A ‘Story’ away from success

Any young person with a smartphone is more than likely to have Snapchat downloaded onto their device, giving an author the chance to have their work deposited directly into a reader’s pocket. Granted, the content will only be viewed if the reader seeks it out so the use of other forms of social media come into play here as a means of directing readers to the exclusive, vanishing content. But once the initial connection is made, an author will have a first-hand line of communication. Many big companies are already using Snapchat to stay relevant in a digital age, but how is this applicable to authors?
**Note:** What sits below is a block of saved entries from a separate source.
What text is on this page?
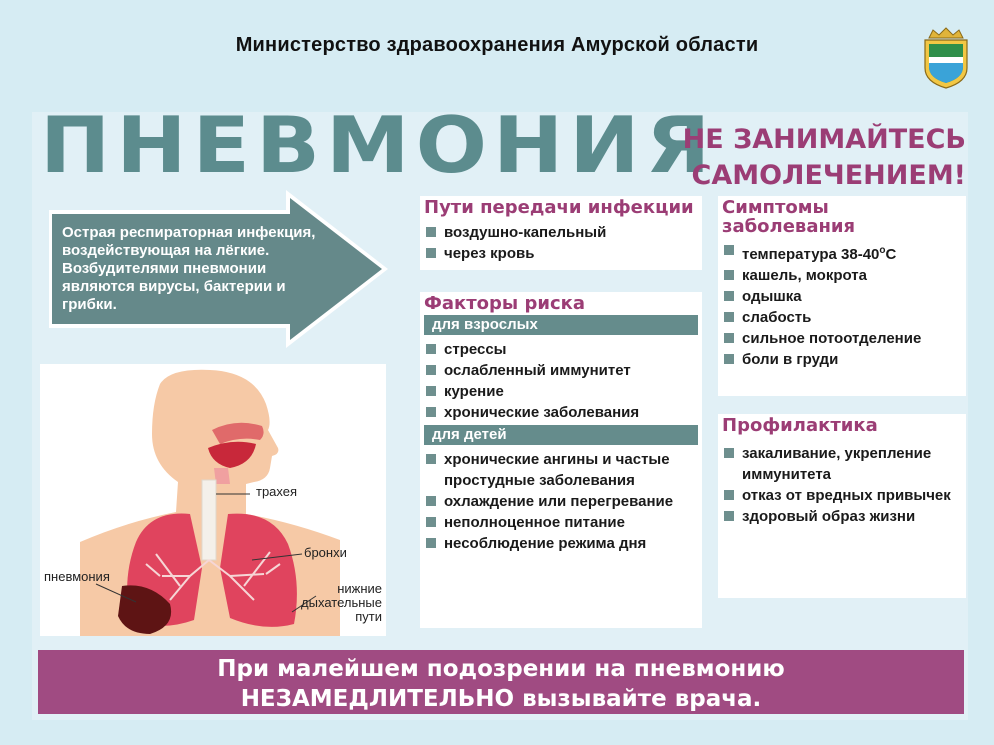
Министерство здравоохранения Амурской области
ПНЕВМОНИЯ
НЕ ЗАНИМАЙТЕСЬ
САМОЛЕЧЕНИЕМ!
Острая респираторная инфекция, воздействующая на лёгкие. Возбудителями пневмонии являются вирусы, бактерии и грибки.
трахея
бронхи
пневмония
нижние
дыхательные
пути
Пути передачи инфекции
воздушно-капельный
через кровь
Факторы риска
для взрослых
стрессы
ослабленный иммунитет
курение
хронические заболевания
для детей
хронические ангины и частые простудные заболевания
охлаждение или перегревание
неполноценное питание
несоблюдение режима дня
Симптомы
заболевания
температура $38-40^оС$
кашель, мокрота
одышка
слабость
сильное потоотделение
боли в груди
Профилактика
закаливание, укрепление иммунитета
отказ от вредных привычек
здоровый образ жизни
При малейшем подозрении на пневмонию
НЕЗАМЕДЛИТЕЛЬНО вызывайте врача.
Joe Warnimott suggests the way big name brands use the social media app can easily be applicable to coincide with the writing and publishing of a book. As the content only lasts for 24 hours when added to a Snapchat Story, sending out a picture of the first page of a novel, encouraging people to share it on other social media platforms, is a great way to create a buzz around an author’s up and coming works. Getting people excited before the book is released is a great way to increase the sales as people will already know they want more.

Another effective method is using Snapchat to reveal the cover of a new book. This will make readers feeling like they’re getting an inside scoop of exclusive content, encouraging them to follow along on Snapchat. When the book is finally released, exclusive discount codes can be sent out via the app will make readers feel valued and rewarded. By making the reader feel like they’re getting a lot out of following the Snapchat Story, both personally and as a customer, they’re more likely to invest in an author’s work.

Snapchat popularity continues to grow

Though many people argue it isn’t as polished as other forms of social media, Snapchat is quickly growing in popularity and in doing so, platforms like Instagram are conforming to the individual selling point on Snapchat by introducing ‘Instagram Stories’ and reports reveal Facebook is in talks to follow along in the trend. This emphasises just how popular Snapchat has become in these past few years. Even though the key demographic is mainly younger people, Marketing Dive reported that in 2015, the number of 25-34 year olds using Snapchat grew by 103% and the number of over 35’s grew by 84%. With the amount of users growing every day, Snapchat appears to be the perfect platform to build up a personal reputation on, allowing an author to appear more realistic in the eyes of an audience and furthering book sales at the same time.